Chi era il Prof Catel?
I nazisti avevano ordinato a tutti gli ospedali, medici di famiglia e ostetriche di segnalare alla nascita i bambini disabili. Il professor Catel, con altri due colleghi, era a capo del sistema. Valutava i casi con un semplice simbolo “+”, se il bambino doveva morire, “-“, se c’era ancora la vita per lui. Non sapremo mai quanti bambini avesse sulla coscienza Catel. Ancora negli anni ‘60 i suoi testi sono stati tradotti in italiano.
Nel libro a proposito cita anche una vicenda personale legata a Papa Benedetto XVI.
Sì. Aveva 14 anni quando alcuni “medici” nazisti andarono a prelevare, contro il volere dei genitori, il cugino affetto da sindrome di down, di poco più piccolo di lui. Nessuno lo vide mai più. Solo più tardi, racconterà il papa emerito, scoprirono che era stato ammazzato per volere del Fuhrer. Toccò con mano l’eutanasia nazista, e non smise, forse anche per questo, di denunciarla.
Lei riporta anche un’intervista del professor Catel per Der Spiegel, del 1964, in cui continuava a teorizzare la distruzione delle “vite indegne di essere vissute”. Fornì anche un fondamento teologico alle sue convinzioni?
Non si è mai pentito, la stampa del tempo si prestò, pubblicò un libro sulle sue ricerche. E sì, citò un protestante a fondamento anche teologico di quella morte caritatevole rispetto a “storpi e parassiti”, come li chiamavano loro. C’era una corrente protestante che sostenne apertamente tutto ciò partendo dalle dichiarazioni di Lutero.
Che cosa fu il “blocco dei parroci”?
Come nel lager di Ravensbrück, anche a Dachau venivano fatti esperimenti su uomini e donne con i sulfamidici. Là c’era il dottor Heinrich Schütz che nel cosiddetto “blocco dei parroci”, selezionava sacerdoti sani e iniettava loro materia prelevata da ascessi di persone gravemente malate. Venivano divisi in gruppi con cure diverse per sperimentare: tanti preti polacchi morirono fra atroci sofferenze perché medicati con sodio.
Nessuno si ribellò a tutto ciò? Nessuna voce fuori dal coro? Impossibile che nessuno sapesse.

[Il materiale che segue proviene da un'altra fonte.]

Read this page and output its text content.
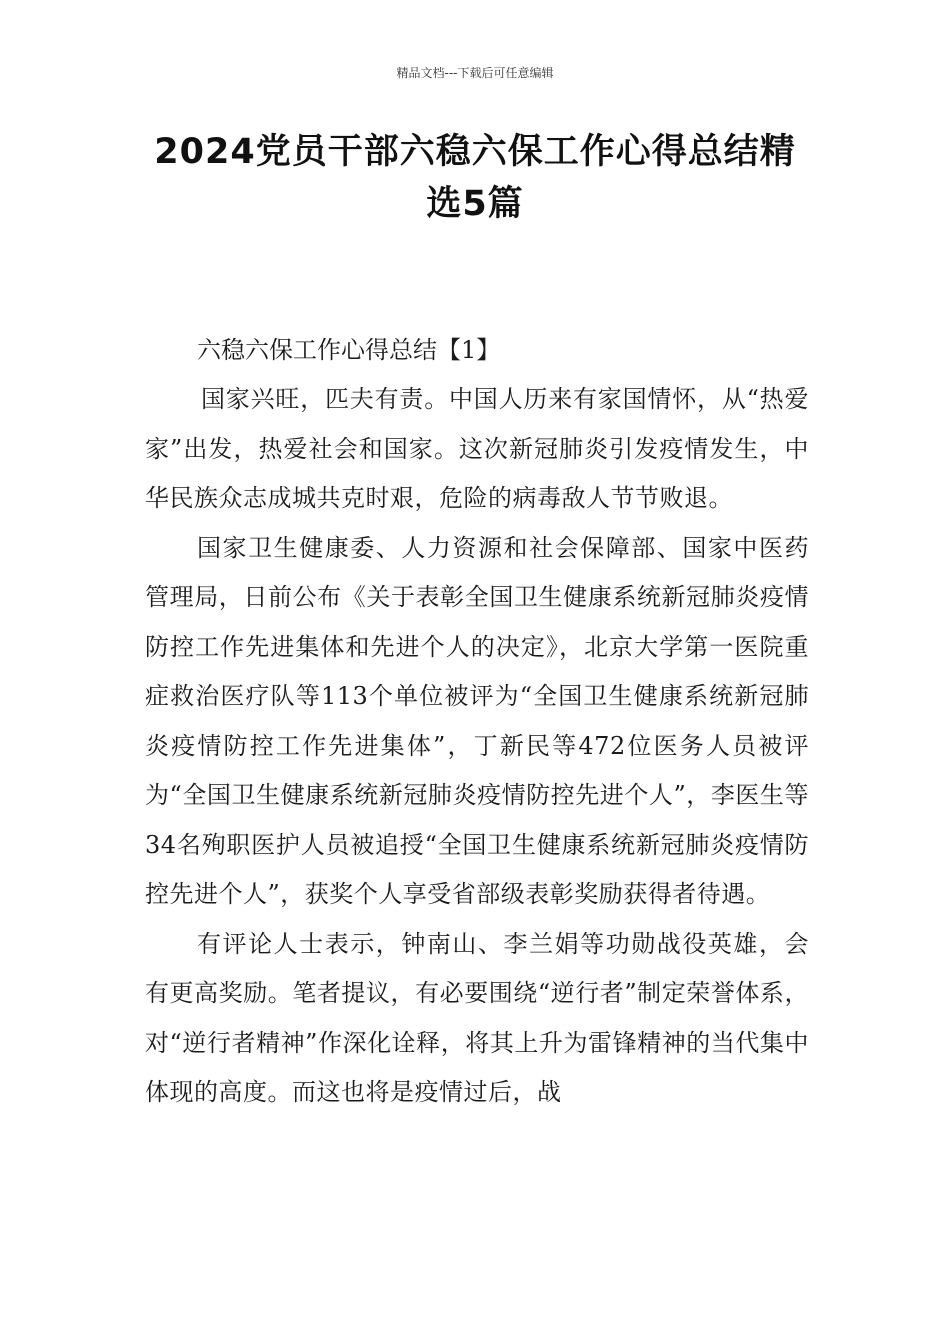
精品文档---下载后可任意编辑
2024党员干部六稳六保工作心得总结精
选5篇

六稳六保工作心得总结【1】

国家兴旺，匹夫有责。中国人历来有家国情怀，从“热爱家”出发，热爱社会和国家。这次新冠肺炎引发疫情发生，中华民族众志成城共克时艰，危险的病毒敌人节节败退。

国家卫生健康委、人力资源和社会保障部、国家中医药管理局，日前公布《关于表彰全国卫生健康系统新冠肺炎疫情防控工作先进集体和先进个人的决定》，北京大学第一医院重症救治医疗队等113个单位被评为“全国卫生健康系统新冠肺炎疫情防控工作先进集体”，丁新民等472位医务人员被评为“全国卫生健康系统新冠肺炎疫情防控先进个人”，李医生等34名殉职医护人员被追授“全国卫生健康系统新冠肺炎疫情防控先进个人”，获奖个人享受省部级表彰奖励获得者待遇。

有评论人士表示，钟南山、李兰娟等功勋战役英雄，会有更高奖励。笔者提议，有必要围绕“逆行者”制定荣誉体系，对“逆行者精神”作深化诠释，将其上升为雷锋精神的当代集中体现的高度。而这也将是疫情过后，战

Qualcuno che saltò sul tavolo ci fu eccome. Il cardinale Clemens August von Galen fu tra questi. È stata una delle prime beatificazioni di papa Benedetto XVI che lo ha ricordato più volte. Le sue straordinarie prediche correvano per le città tedesche e così i tedeschi vennero a sapere dell’annientamento dei malati psichici e dei disabili. Faceva i nomi dei medici coinvolti, i luoghi, circostanziava le accuse al nazismo e a Hitler. Pio XII lo definì un “gigante e non solo per la corporatura” (era alto due metri e cinque ndr).

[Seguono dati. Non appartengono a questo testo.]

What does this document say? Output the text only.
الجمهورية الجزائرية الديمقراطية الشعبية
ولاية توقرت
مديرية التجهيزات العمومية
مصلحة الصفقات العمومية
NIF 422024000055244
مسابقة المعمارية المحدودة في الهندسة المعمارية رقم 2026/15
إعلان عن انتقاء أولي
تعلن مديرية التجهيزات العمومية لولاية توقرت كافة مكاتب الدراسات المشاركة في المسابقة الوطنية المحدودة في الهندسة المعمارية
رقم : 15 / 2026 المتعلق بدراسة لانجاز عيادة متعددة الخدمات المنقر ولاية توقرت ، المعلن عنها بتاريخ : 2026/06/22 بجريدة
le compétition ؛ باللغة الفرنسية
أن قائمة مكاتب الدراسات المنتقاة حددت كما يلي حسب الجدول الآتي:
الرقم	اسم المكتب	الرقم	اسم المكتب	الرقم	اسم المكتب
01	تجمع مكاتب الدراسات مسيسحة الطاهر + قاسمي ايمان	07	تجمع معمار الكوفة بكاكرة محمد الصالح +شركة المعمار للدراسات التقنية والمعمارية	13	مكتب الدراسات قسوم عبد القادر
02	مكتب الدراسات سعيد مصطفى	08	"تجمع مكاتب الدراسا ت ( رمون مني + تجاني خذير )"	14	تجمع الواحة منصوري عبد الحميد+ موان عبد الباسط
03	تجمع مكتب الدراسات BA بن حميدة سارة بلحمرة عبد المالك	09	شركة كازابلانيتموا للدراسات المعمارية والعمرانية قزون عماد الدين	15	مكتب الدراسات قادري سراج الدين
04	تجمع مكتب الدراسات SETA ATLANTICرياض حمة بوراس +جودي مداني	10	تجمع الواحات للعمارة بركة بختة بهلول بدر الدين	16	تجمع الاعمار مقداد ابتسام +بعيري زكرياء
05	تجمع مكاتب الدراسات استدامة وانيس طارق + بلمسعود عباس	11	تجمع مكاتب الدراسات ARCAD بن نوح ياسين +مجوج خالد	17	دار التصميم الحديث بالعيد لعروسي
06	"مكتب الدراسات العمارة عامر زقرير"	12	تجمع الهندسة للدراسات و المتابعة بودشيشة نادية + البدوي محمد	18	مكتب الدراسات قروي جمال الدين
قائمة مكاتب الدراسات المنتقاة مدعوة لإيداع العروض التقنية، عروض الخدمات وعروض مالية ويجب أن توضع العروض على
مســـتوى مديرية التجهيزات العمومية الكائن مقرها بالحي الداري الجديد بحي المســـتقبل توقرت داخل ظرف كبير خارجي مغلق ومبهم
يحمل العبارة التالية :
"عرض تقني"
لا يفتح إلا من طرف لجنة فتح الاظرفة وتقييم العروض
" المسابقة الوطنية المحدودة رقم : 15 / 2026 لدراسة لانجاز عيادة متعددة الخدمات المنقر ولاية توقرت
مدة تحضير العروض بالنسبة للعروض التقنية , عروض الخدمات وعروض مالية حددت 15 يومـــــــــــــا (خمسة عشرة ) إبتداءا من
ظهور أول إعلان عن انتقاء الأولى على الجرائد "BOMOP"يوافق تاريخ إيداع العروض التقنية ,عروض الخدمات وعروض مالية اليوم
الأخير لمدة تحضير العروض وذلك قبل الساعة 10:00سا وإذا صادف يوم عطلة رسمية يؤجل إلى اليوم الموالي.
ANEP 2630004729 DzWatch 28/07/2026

E infatti venne perseguitato.
Tuonò senza stancarsi mai, dall’inizio alla fine. Denunciò la persecuzione contro suore ed istituti cattolici. Perseguitarono e deportarono i suoi fedeli collaboratori. “Se mi arrestano suonate le campane”, ripeteva. E quando gli distrussero la chiesa, domandò che non venisse riparata a memoria delle atrocità naziste. Con lui si ribellò anche il cattolico Max Lebsche, professore di chirurgia all’università di Monaco, si dimise per protesta. E non fu un caso che i ragazzi della rosa bianca fossero studenti di medicina. La prova che non è vero che Chiesa cattolica non denunciò il nazismo.